Нет. Невежество, физическая грязь, пьянство, поразительно высокая детская
смертность - все осталось, как и было, и оттого, что ты пахал и сеял, а я
тратила деньги и читала книжки, никому не стало лучше. Очевидно, мы работали
только для себя и широко мыслили только для себя.
Подобные рассуждения сбивали меня, и я не знал, что думать.
- Мы от начала до конца были искренни, - сказал я, - а кто искренен,
тот и прав.
- Кто спорит? Мы были правы, но мы неправильно осуществляли то, в чем
мы правы. Прежде всего, самые наши внешние приемы - разве они не ошибочны?
Ты хочешь быть полезен людям, но уже одним тем, что ты покупаешь имение, ты
с самого начала преграждаешь себе всякую возможность сделать для них
что-нибудь полезное. Затем, если ты работаешь, одеваешься и ешь, как мужик,
то ты своим авторитетом как бы узаконяешь эту их тяжелую, неуклюжую одежду,
ужасные избы, эти их глупые бороды... С другой стороны, допустим, что ты
работаешь долго, очень долго, всю жизнь, что в конце концов получаются
кое-какие практические результаты, но что они, эти твои результаты, что они
могут против таких стихийных сил, как гуртовое невежество, голод, холод,
вырождение? Капля в море! Тут нужны другие способы борьбы, сильные, смелые,
скорые! Если в самом деле хочешь быть полезен, то выходи из тесного круга
обычной деятельности и старайся действовать сразу на массу! Нужна прежде
всего шумная, энергичная проповедь. Почему искусство, например, музыка, так
живуче, так популярно и так сильно на самом деле? А потому, что музыкант или
певец действует сразу на тысячи. Милое, милое искусство! - продолжала она,
мечтательно глядя на небо. - Искусство дает крылья и уносит далеко-далеко!
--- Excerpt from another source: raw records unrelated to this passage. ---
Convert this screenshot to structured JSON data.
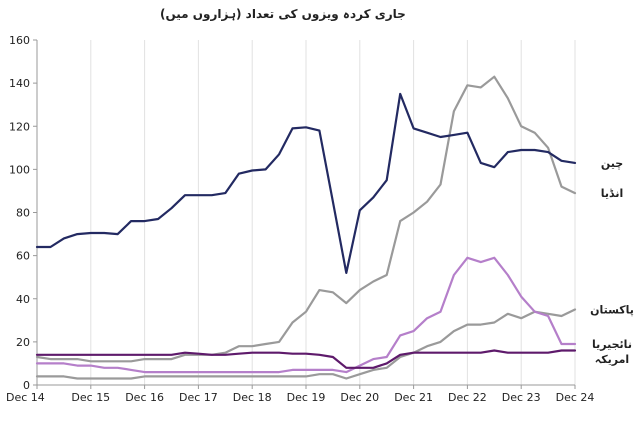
{
  "chart_data": {
    "type": "line",
    "title": "جاری کردہ ویزوں کی تعداد (ہزاروں میں)",
    "xlabel": "",
    "ylabel": "",
    "ylim": [
      0,
      160
    ],
    "yticks": [
      0,
      20,
      40,
      60,
      80,
      100,
      120,
      140,
      160
    ],
    "xlim": [
      0,
      40
    ],
    "xticks": [
      {
        "pos": 0,
        "label": "Dec 14"
      },
      {
        "pos": 4,
        "label": "Dec 15"
      },
      {
        "pos": 8,
        "label": "Dec 16"
      },
      {
        "pos": 12,
        "label": "Dec 17"
      },
      {
        "pos": 16,
        "label": "Dec 18"
      },
      {
        "pos": 20,
        "label": "Dec 19"
      },
      {
        "pos": 24,
        "label": "Dec 20"
      },
      {
        "pos": 28,
        "label": "Dec 21"
      },
      {
        "pos": 32,
        "label": "Dec 22"
      },
      {
        "pos": 36,
        "label": "Dec 23"
      },
      {
        "pos": 40,
        "label": "Dec 24"
      }
    ],
    "grid": "vertical",
    "legend": "end-of-line labels on the right",
    "series": [
      {
        "name": "چین",
        "color": "#232a62",
        "values": [
          64,
          64,
          68,
          70,
          70.5,
          70.5,
          70,
          76,
          76,
          77,
          82,
          88,
          88,
          88,
          89,
          98,
          99.5,
          100,
          107,
          119,
          119.5,
          118,
          85,
          52,
          81,
          87,
          95,
          135,
          119,
          117,
          115,
          116,
          117,
          103,
          101,
          108,
          109,
          109,
          108,
          104,
          103
        ]
      },
      {
        "name": "انڈیا",
        "color": "#9a9a9a",
        "values": [
          13,
          12,
          12,
          12,
          11,
          11,
          11,
          11,
          12,
          12,
          12,
          14,
          14,
          14,
          15,
          18,
          18,
          19,
          20,
          29,
          34,
          44,
          43,
          38,
          44,
          48,
          51,
          76,
          80,
          85,
          93,
          127,
          139,
          138,
          143,
          133,
          120,
          117,
          110,
          92,
          89
        ]
      },
      {
        "name": "پاکستان",
        "color": "#9a9a9a",
        "values": [
          4,
          4,
          4,
          3,
          3,
          3,
          3,
          3,
          4,
          4,
          4,
          4,
          4,
          4,
          4,
          4,
          4,
          4,
          4,
          4,
          4,
          5,
          5,
          3,
          5,
          7,
          8,
          13,
          15,
          18,
          20,
          25,
          28,
          28,
          29,
          33,
          31,
          34,
          33,
          32,
          35
        ]
      },
      {
        "name": "نائجیریا",
        "color": "#b57fca",
        "values": [
          10,
          10,
          10,
          9,
          9,
          8,
          8,
          7,
          6,
          6,
          6,
          6,
          6,
          6,
          6,
          6,
          6,
          6,
          6,
          7,
          7,
          7,
          7,
          6,
          9,
          12,
          13,
          23,
          25,
          31,
          34,
          51,
          59,
          57,
          59,
          51,
          41,
          34,
          32,
          19,
          19
        ]
      },
      {
        "name": "امریکہ",
        "color": "#5e1a6b",
        "values": [
          14,
          14,
          14,
          14,
          14,
          14,
          14,
          14,
          14,
          14,
          14,
          15,
          14.5,
          14,
          14,
          14.5,
          15,
          15,
          15,
          14.5,
          14.5,
          14,
          13,
          8,
          8,
          8,
          10,
          14,
          15,
          15,
          15,
          15,
          15,
          15,
          16,
          15,
          15,
          15,
          15,
          16,
          16
        ]
      }
    ]
  }
}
Кому надоела грязь, мелкие грошовые интересы, кто возмущен, оскорблен и
негодует, тот может найти покой и удовлетворение только в прекрасном.
Когда мы подъезжали к Куриловке, погода была ясная, радостная. Кое-где
во дворах молотили, пахло ржаной соломой. За плетнями ярко краснела рябина,
и деревья кругом, куда ни взглянешь, были все золотые или красные. На
колокольне звонили, несли к школе образа и было слышно, как пели:
"Заступница усердная". А какой прозрачный воздух, как высоко летали голуби!
Служили в классной молебен. Потом куриловские крестьяне поднесли Маше
икону, а дубеченские большой крендель и позолоченную солонку. И Маша
разрыдалась.
- А ежели что было сказано лишнее или какие неудовольствия, то
простите, - сказал один старик и поклонился ей и мне.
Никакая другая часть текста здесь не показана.